Charles Robert Darwin, (12 February 1809 – 19 April 1882) was an English naturalist, geologist and biologist, best known for his contributions to the science of evolution. His proposition that all species of life have descended over time from common ancestors is now widely accepted and considered a foundational concept in science.

In a joint publication with Alfred Russel Wallace, he introduced his scientific theory that this branching pattern of evolution resulted from a process that he called natural selection, in which the struggle for existence has a similar effect to the artificial selection involved in selective breeding.

Darwin was born into a well-connected family in Shrewsbury, whose members included prominent writers, entrepreneurs and intellectuals. Having begun studies in medicine, in 1831 Darwin took a position on a scientific expedition. Over five years he travelled the world on the ship HMS Beagle. During this time, Darwin was exposed to a huge variety of geological features and plant and animal life.

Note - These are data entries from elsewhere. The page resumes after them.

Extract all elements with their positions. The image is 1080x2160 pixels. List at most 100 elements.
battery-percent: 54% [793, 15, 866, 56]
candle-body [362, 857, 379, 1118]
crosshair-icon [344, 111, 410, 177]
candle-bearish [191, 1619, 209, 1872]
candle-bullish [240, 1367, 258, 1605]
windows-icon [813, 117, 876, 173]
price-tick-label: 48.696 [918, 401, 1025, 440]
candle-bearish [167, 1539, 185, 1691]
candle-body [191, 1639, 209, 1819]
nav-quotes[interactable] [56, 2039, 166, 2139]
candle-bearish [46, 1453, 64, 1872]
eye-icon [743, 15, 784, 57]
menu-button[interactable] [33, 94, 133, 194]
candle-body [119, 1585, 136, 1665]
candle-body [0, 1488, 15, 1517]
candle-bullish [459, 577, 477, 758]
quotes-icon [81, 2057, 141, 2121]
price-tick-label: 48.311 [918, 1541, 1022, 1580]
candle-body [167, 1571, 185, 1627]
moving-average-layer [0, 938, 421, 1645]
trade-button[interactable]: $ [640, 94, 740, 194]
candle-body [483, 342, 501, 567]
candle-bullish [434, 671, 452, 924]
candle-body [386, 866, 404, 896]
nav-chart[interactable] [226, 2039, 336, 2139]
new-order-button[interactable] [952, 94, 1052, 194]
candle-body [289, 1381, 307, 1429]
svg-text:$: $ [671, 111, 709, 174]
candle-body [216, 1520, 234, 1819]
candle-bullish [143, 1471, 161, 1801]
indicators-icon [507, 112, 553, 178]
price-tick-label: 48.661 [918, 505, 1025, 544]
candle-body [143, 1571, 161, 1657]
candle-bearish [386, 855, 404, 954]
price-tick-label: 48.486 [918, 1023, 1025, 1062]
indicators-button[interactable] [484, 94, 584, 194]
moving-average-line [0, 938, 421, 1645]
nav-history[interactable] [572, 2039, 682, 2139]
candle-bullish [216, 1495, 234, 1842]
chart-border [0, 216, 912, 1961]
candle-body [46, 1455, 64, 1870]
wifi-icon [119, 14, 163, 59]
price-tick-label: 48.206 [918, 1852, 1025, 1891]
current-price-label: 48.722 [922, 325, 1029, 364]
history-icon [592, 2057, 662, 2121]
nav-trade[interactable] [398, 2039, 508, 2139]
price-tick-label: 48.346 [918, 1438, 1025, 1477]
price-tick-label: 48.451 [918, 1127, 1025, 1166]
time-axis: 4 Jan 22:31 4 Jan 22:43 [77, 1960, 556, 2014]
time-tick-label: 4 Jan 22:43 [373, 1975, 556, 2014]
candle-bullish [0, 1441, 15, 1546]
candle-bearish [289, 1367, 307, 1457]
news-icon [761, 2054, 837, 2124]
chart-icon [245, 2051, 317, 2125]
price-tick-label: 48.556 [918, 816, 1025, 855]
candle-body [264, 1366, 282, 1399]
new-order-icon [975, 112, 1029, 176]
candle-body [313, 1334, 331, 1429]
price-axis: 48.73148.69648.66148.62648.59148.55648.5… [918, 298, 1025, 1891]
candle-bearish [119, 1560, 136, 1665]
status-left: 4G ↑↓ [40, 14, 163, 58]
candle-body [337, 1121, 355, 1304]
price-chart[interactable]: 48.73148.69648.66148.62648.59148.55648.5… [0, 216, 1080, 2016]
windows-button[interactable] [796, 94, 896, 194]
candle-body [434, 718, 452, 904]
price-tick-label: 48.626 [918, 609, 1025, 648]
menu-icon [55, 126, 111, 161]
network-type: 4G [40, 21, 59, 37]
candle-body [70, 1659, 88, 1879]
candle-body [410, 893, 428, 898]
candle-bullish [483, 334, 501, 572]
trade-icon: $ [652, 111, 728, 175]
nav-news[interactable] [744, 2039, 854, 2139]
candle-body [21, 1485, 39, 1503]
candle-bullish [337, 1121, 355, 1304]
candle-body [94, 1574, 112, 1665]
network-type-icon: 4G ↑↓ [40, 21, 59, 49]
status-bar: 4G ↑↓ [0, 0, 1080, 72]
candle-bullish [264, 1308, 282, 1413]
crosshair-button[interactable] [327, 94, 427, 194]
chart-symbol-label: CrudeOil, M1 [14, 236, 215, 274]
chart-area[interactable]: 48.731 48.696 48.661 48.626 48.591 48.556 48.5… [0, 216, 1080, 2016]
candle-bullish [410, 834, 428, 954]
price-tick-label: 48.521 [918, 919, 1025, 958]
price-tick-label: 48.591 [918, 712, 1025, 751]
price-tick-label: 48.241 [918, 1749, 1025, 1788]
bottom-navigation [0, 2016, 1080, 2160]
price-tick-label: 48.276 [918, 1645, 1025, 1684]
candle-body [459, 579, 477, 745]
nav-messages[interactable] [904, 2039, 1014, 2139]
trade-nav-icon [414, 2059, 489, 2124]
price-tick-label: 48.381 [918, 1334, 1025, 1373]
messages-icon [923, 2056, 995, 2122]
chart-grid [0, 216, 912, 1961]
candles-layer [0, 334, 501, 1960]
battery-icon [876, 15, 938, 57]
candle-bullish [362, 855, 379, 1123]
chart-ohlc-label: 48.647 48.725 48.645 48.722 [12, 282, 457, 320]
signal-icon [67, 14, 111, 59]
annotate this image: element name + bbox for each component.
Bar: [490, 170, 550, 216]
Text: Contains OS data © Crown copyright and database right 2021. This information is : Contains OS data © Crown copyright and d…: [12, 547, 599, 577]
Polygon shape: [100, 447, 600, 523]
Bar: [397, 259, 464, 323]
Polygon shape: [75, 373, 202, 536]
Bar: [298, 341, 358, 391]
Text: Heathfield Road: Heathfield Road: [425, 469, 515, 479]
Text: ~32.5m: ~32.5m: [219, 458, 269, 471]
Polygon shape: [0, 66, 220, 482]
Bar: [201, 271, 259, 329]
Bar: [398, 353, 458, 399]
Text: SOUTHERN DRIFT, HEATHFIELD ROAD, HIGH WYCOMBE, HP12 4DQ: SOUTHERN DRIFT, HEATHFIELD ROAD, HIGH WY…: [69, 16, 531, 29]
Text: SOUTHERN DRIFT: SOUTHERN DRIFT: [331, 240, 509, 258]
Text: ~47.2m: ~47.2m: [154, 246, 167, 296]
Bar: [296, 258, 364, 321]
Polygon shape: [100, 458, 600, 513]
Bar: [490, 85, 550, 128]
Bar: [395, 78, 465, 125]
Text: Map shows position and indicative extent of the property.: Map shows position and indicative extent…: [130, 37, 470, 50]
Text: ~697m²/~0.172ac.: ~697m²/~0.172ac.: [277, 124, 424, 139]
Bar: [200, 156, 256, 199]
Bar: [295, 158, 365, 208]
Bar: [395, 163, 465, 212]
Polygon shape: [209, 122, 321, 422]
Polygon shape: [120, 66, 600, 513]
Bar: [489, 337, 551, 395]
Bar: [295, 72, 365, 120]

On his return to London in 1836, Darwin began systematically exploring the mechanisms through which this variety was created. He was influenced by the ideas of Thomas Malthus and suggested that those organisms best suited to a particular environment were more likely to reproduce. This has become known in popular culture as the ‘survival of the fittest’. Over time, this would lead to change and variation between species.

Darwin developed his theories of evolution over two decades. He did not publish them until 1858, when he discovered that another naturalist, Alfred Russel Wallace, had developed similar ideas. In 1859 Darwin published On the Origin of Species by Means of Natural Selection. The book immediately became controversial. Its implications for the traditional Christian view of creation were immense. It suggested that life had evolved over a far greater timespan than biblical accounts. It also suggested that humans were another form of animal life, rather than a divine creation. Darwin suffered from chronic illness all his life. There is still speculation about whether his symptoms were the type of nervous condition, relating to his concerns over the implications of his theories.

Darwin continued to publish books about human and animal revolution. His theories became immensely influential within biological sciences. His theories were also applied to social questions. Others used his ideas in developing theories such as eugenics and sciences of racial difference. There is continued debate about the connections that can be drawn between Darwin’s own ideas and the uses to they were put by others.